# [SOLVED] Can not get Windows 8.1 to recognize a 2nd monitor



## Dark star Balla (Feb 16, 2008)

I've switched monitors, switched inputs from VGA to HDMI to DVI tried various cables and it seems my machine only recognizes the monitor connected via VGA.
Windows 8.1, i7 3770, P8Z77-VLK, Radeon HD6450. Any Ideas, suggesyions would be greatly appreciated.


----------



## spunk.funk (May 13, 2010)

*Re: Can not get Windows 8.1 to recognize a 2nd monitor*

Update your video adapter driver to the lastest 8.1 driver: Desktop


----------



## Dark star Balla (Feb 16, 2008)

*Re: Can not get Windows 8.1 to recognize a 2nd monitor*

Do you mean the "Display Adapter"? It just shows the video card I installed and I've updated it.


----------



## spunk.funk (May 13, 2010)

*Re: Can not get Windows 8.1 to recognize a 2nd monitor*

Did you install the *Catalyst Software Suite*? If so, you would click on the Catalyst Control Pane licon in your Task Bar by the clock or in the Windows Control Panel and go to Dual Monitor configuration.
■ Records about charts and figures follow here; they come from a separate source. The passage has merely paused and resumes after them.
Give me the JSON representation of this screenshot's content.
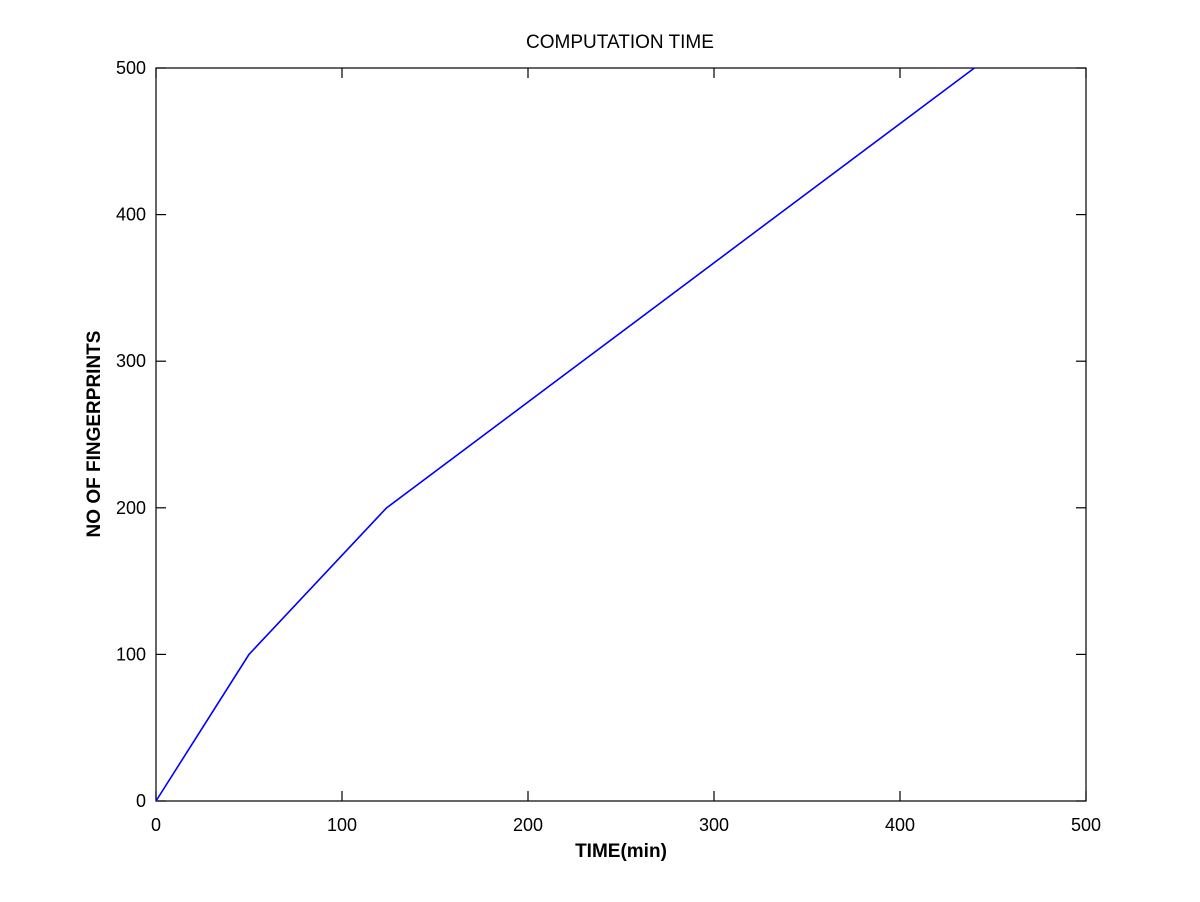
{
  "chart_data": {
    "type": "line",
    "title": "COMPUTATION TIME",
    "xlabel": "TIME(min)",
    "ylabel": "NO OF FINGERPRINTS",
    "xlim": [
      0,
      500
    ],
    "ylim": [
      0,
      500
    ],
    "xticks": [
      "0",
      "100",
      "200",
      "300",
      "400",
      "500"
    ],
    "yticks": [
      "0",
      "100",
      "200",
      "300",
      "400",
      "500"
    ],
    "grid": false,
    "line_color": "#0000ff",
    "series": [
      {
        "x": [
          0,
          50,
          124,
          440
        ],
        "y": [
          0,
          100,
          200,
          500
        ]
      }
    ]
  }
}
If your second monitor is not displayed in Catalyst, make sure the input (DVI, HDMI etc) is selected on the controls on the monitor itself.


----------



## Dark star Balla (Feb 16, 2008)

*Re: Can not get Windows 8.1 to recognize a 2nd monitor*

thanks for all of your assistance. O was using vga to dvi connections which worked with my other card but not this. Connected dvi to dvi it recognized it.


----------



## spunk.funk (May 13, 2010)

*Re: Can not get Windows 8.1 to recognize a 2nd monitor*

Glad to see you got it sorted. Please mark this thread Solved in the Thread Tools at the top.


----------